Extrait de son journal de bord, écrit par lui-même ou ses collaborateurs restés à terre.

« Jean-Pierre Habold et Stéphane Barbet m’avaient prévenu : malgré tous les tests réalisés, les premières heures ne sont pas si simples. ‘‘Ta gueule et rame’’ qu’ils disaient... Gérer le stress de ce nouveau quotidien, pris entre cette solitude soudaine et cette nécessité de garder le contact pour ne pas décrocher, entre ce lien à la terre et cette météo qui m’oblige à rester vigilant en permanence. (…) La fenêtre de départ était vraiment restreinte. Je n’aurais jamais pu partir plus tard sans attendre ensuite plusieurs jours pour avoir de nouvelles conditions favorables. (…) On fait tout sauf le malin, ici, seul face aux éléments. (…) D’autant plus que, depuis le départ, je suis quelque peu brassé. Je dois être vigilant dans mes prises alimentaires. La première n’est d’ailleurs jamais passée. Jamais trop à la fois, mais fréquemment. Je consomme tellement d’énergie sur une journée que je ne peux me permettre une quelconque erreur. (…)

« J’alterne 1 h de rame et 45′ de pause »


« Niveau poste de travail, pour ce début, j’alterne 1 h de rame et 45′ de pause.
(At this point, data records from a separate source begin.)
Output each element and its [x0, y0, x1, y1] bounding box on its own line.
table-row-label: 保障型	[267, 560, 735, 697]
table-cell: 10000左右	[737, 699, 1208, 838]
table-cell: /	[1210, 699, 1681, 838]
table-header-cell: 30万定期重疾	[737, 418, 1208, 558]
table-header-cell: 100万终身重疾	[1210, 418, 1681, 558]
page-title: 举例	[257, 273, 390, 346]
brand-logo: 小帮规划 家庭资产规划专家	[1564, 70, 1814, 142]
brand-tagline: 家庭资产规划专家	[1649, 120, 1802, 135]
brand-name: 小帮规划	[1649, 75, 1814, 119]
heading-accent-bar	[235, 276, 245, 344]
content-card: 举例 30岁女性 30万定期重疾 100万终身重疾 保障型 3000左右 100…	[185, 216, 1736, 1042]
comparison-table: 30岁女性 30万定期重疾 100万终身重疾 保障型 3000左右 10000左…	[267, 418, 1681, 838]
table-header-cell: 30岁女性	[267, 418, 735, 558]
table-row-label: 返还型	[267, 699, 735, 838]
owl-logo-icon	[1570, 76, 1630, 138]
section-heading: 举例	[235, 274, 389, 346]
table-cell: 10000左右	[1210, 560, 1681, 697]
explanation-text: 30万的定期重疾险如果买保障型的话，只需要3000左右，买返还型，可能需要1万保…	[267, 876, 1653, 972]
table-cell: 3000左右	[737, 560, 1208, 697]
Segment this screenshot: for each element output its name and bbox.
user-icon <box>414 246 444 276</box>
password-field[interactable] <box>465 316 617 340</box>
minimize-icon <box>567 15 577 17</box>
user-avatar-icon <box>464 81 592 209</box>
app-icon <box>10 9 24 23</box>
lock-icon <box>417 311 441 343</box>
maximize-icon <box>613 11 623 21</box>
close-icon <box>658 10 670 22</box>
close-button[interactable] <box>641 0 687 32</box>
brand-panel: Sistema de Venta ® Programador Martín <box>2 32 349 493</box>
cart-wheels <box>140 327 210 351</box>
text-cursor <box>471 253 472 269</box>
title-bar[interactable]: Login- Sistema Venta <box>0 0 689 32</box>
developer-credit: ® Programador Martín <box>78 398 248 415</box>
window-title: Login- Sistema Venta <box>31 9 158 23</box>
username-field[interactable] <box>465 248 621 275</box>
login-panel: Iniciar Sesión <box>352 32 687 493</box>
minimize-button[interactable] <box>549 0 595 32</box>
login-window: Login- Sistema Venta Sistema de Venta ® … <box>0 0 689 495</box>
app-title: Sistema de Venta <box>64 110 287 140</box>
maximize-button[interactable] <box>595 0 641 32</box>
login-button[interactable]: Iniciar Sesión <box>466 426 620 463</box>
Ce n’est pas de trop pour comprendre tout ces éléments. Malgré tout cela, à un moment donné complètement inattendu, la magie opère ! Le privilège de l’océan. Pendant 10′, j’aperçois des dauphins nager à côté de moi. Instant magique et tellement privilégié, qu’il en est impossible de retranscrire les émotions que l’on ressent à ce moment là. »

« Ça tabassait fort, j’ai été obligé de me terrer au fond du bateau. »


Dimanche, comme prévu, Stéphane est entré pour quelques jours dans une zone de gros temps. « La mer s’est levée, c’est pas de la tarte. Ça tabassait fort, j’ai été obligé de me terrer au fond du bateau. » D’après Stéphane Barbet, le routeur de l’expédition, il ne pourra que peu ramer jusque mercredi, mais le bateau dérive cependant dans la bonne direction. La carte météo des forces des vagues est flagrante, on aperçoit bien Etarcos dans cette zone violet foncé, indiquant une forte houle. A bord du bateau, Stéphane est confronté à une problématique de batteries, récalcitrantes à se recharger. « Ça m’a pris une bonne partie de la journée. Je vais devoir désaliniser à la main pour le moment. »

Pour suivre son aventure, rendez-vous sur le site Etarcos adventures ou sa page Facebook.

Ludovic Bisilliat et Nicolas Brédard (photo Stéphane Brogniart)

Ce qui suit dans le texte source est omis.